Let us examine the concave mirror first. It’s given that the position of the object is the centre of curvature which means $u = - R$ where $R$ is the radius of curvature of a spherical concave mirror. Focal length of a concave mirror is always negative let’s say,
$f = \dfrac{{ - R}}{2}$
$\dfrac{1}{f} = \dfrac{1}{v} + \dfrac{1}{u}$
Putting the values of $f = \dfrac{{ - R}}{2}$ and $u = - R$ in this equation:
$\dfrac{{ - 2}}{R} = \dfrac{1}{v} - \dfrac{1}{R}$
$\Rightarrow \dfrac{{ - 2}}{R} + \dfrac{1}{R} = \dfrac{1}{v}$
$\therefore v = - R$
From above calculation, we get to know that if an object is placed at centre of curvature of a concave mirror its image forms at centre of curvature and hence also of same size due to the fact that magnification is equals to one as: $m = \dfrac{{ - R}}{R} = - 1$ which shows image is formed of same size but real and inverted.

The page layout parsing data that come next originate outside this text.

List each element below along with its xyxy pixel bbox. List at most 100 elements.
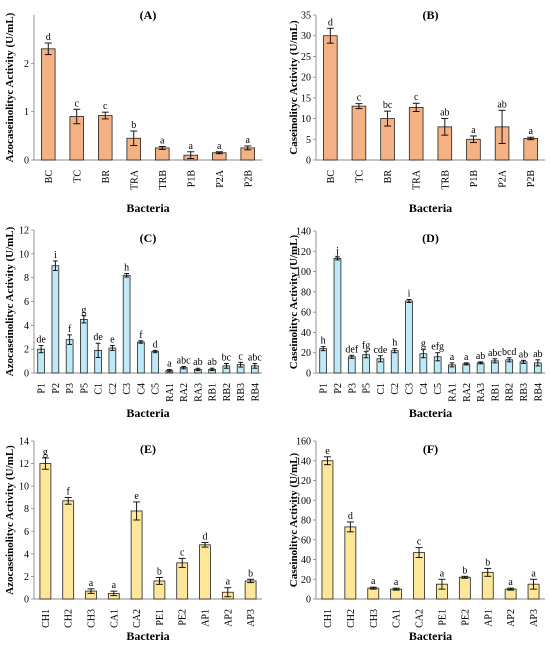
panel-e-category-AP1: AP1 [201, 609, 212, 627]
panel-f-letter-CA1: a [394, 577, 399, 588]
panel-c-letter-C5: d [153, 339, 158, 350]
panel-d-letter-C5: efg [431, 342, 444, 353]
panel-e-letter-CA1: a [112, 580, 117, 591]
panel-f-ytick-label: 120 [296, 476, 311, 487]
panel-d-letter-P3: def [345, 344, 358, 355]
panel-f-title: (F) [423, 442, 438, 456]
panel-d-title: (D) [422, 231, 439, 245]
panel-c-ytick-label: 10 [19, 249, 29, 260]
panel-f-letter-AP3: a [531, 568, 536, 579]
panel-f-bar-AP2 [504, 588, 517, 600]
panel-d-letter-RB3: ab [519, 349, 528, 360]
panel-c-bar-C4 [137, 341, 145, 374]
panel-a-letter-TC: c [75, 98, 80, 109]
panel-a-category-P1B: P1B [186, 170, 197, 188]
panel-b-category-TC: TC [354, 170, 365, 183]
panel-d-ytick-label: 60 [301, 308, 311, 319]
panel-d-category-RA3: RA3 [476, 383, 487, 402]
panel-d-letter-RB4: ab [533, 349, 542, 360]
panel-a-y-label: Azocaseinolityc Activity (U/mL) [4, 12, 16, 162]
panel-c-category-P1: P1 [37, 383, 48, 394]
panel-c-category-RA1: RA1 [165, 383, 176, 402]
panel-d-bar-P3 [347, 356, 356, 374]
panel-a-category-P2B: P2B [243, 170, 254, 188]
panel-d-letter-P1: h [321, 336, 326, 347]
panel-e-bar-PE2 [176, 562, 189, 600]
panel-c-letter-RA2: abc [177, 355, 191, 366]
panel-f-category-CA1: CA1 [392, 609, 403, 628]
panel-e-category-CH3: CH3 [87, 609, 98, 628]
panel-a-category-BC: BC [44, 170, 55, 184]
panel-a-category-TRB: TRB [158, 170, 169, 190]
panel-d-category-C4: C4 [419, 383, 430, 395]
panel-f-letter-CH3: a [371, 576, 376, 587]
panel-d-letter-RA3: ab [476, 351, 485, 362]
panel-f-ytick-label: 20 [301, 575, 311, 586]
panel-e-letter-PE2: c [180, 547, 185, 558]
panel-e-category-CA2: CA2 [132, 609, 143, 628]
panel-a-title: (A) [140, 8, 157, 22]
panel-e-ytick-label: 2 [24, 572, 29, 583]
panel-c-bar-C2 [108, 347, 117, 374]
panel-c-ytick-label: 0 [24, 369, 29, 380]
panel-c-ytick-label: 2 [24, 345, 29, 356]
panel-c-letter-C2: e [110, 335, 115, 346]
panel-c-x-label: Bacteria [126, 406, 169, 420]
panel-c-letter-RB2: bc [222, 352, 232, 363]
panel-f-category-AP3: AP3 [529, 609, 540, 627]
panel-c-bar-C3 [122, 274, 131, 374]
panel-f-bar-CH1 [321, 460, 334, 600]
panel-c-title: (C) [140, 231, 157, 245]
panel-c-letter-P5: g [81, 305, 86, 316]
panel-e-bar-CH1 [39, 463, 52, 600]
panel-c-letter-P2: i [54, 250, 57, 261]
panel-e-category-PE2: PE2 [178, 609, 189, 626]
panel-f-ytick-label: 140 [296, 456, 311, 467]
panel-f-ytick-label: 80 [301, 516, 311, 527]
panel-e-letter-PE1: b [157, 567, 162, 578]
panel-c-letter-RB4: abc [248, 352, 262, 363]
panel-d-letter-C2: h [392, 338, 397, 349]
panel-d-ytick-label: 80 [301, 287, 311, 298]
panel-c-letter-C3: h [124, 262, 129, 273]
panel-e-ytick-label: 10 [19, 482, 29, 493]
panel-b-letter-TC: c [357, 93, 362, 104]
panel-c-letter-RB1: ab [207, 357, 216, 368]
panel-e-ytick-label: 8 [24, 504, 29, 515]
panel-a-category-P2A: P2A [215, 169, 226, 188]
panel-d-letter-RA1: a [450, 352, 455, 363]
panel-b-category-P2B: P2B [526, 170, 537, 188]
panel-b-category-P2A: P2A [498, 169, 509, 188]
panel-a-letter-TRB: a [160, 135, 165, 146]
panel-f-letter-CA2: c [417, 537, 422, 548]
panel-f-bar-CA2 [413, 552, 425, 600]
panel-d-category-RB4: RB4 [533, 383, 544, 401]
panel-f-category-AP2: AP2 [506, 609, 517, 627]
panel-b-category-BC: BC [326, 170, 337, 184]
panel-b-letter-P2A: ab [497, 99, 506, 110]
panel-a-bar-BR [98, 115, 113, 161]
panel-f-x-label: Bacteria [409, 629, 452, 643]
panel-c-letter-C4: f [139, 330, 143, 341]
panel-b-ytick-label: 35 [301, 11, 311, 22]
panel-d-category-RB3: RB3 [519, 383, 530, 401]
panel-a-bar-BC [41, 48, 56, 161]
panel-a-category-TRA: TRA [129, 169, 140, 190]
panel-f-letter-CH1: e [325, 446, 330, 457]
panel-b-category-TRB: TRB [440, 170, 451, 190]
panel-a-ytick-label: 1 [24, 107, 29, 118]
panel-f-letter-AP2: a [508, 577, 513, 588]
panel-c-y-label: Azocaseinolityc Activity (U/mL) [4, 226, 16, 376]
panel-a-ytick-label: 0 [24, 156, 29, 167]
panel-d-category-C5: C5 [433, 383, 444, 395]
panel-e-y-label: Azocaseinolityc Activity (U/mL) [4, 445, 16, 595]
panel-b-bar-TC [351, 105, 367, 161]
panel-c-letter-RA1: a [167, 358, 172, 369]
panel-e-ytick-label: 14 [19, 437, 29, 448]
panel-c-bar-C5 [151, 351, 159, 374]
panel-b-letter-BC: d [328, 17, 333, 28]
panel-f-bar-CH3 [367, 587, 380, 600]
panel-c-category-RB1: RB1 [208, 383, 219, 401]
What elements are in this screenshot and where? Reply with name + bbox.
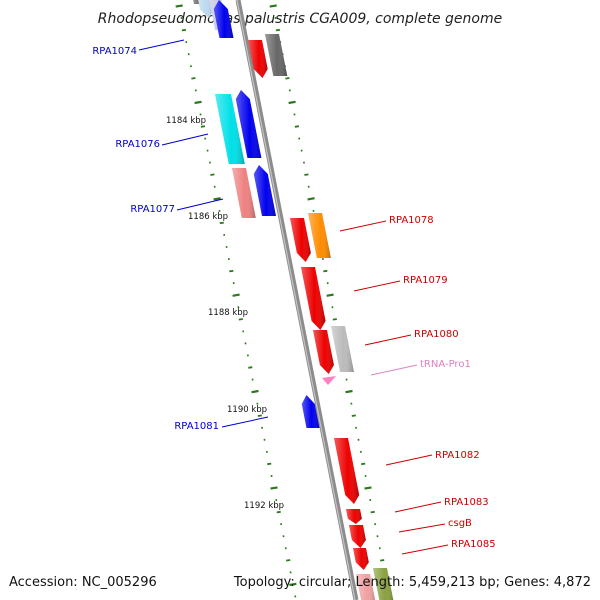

Note:It is to be remembered that by the new Cartesian sign convention any distances measured from left of the pole of a spherical mirror is taken as negative while distances measured to the right of pole is taken as positive. And in spherical mirrors the relation between focal length and radius of the spherical surface is fixed which is $f = \dfrac{R}{2}$.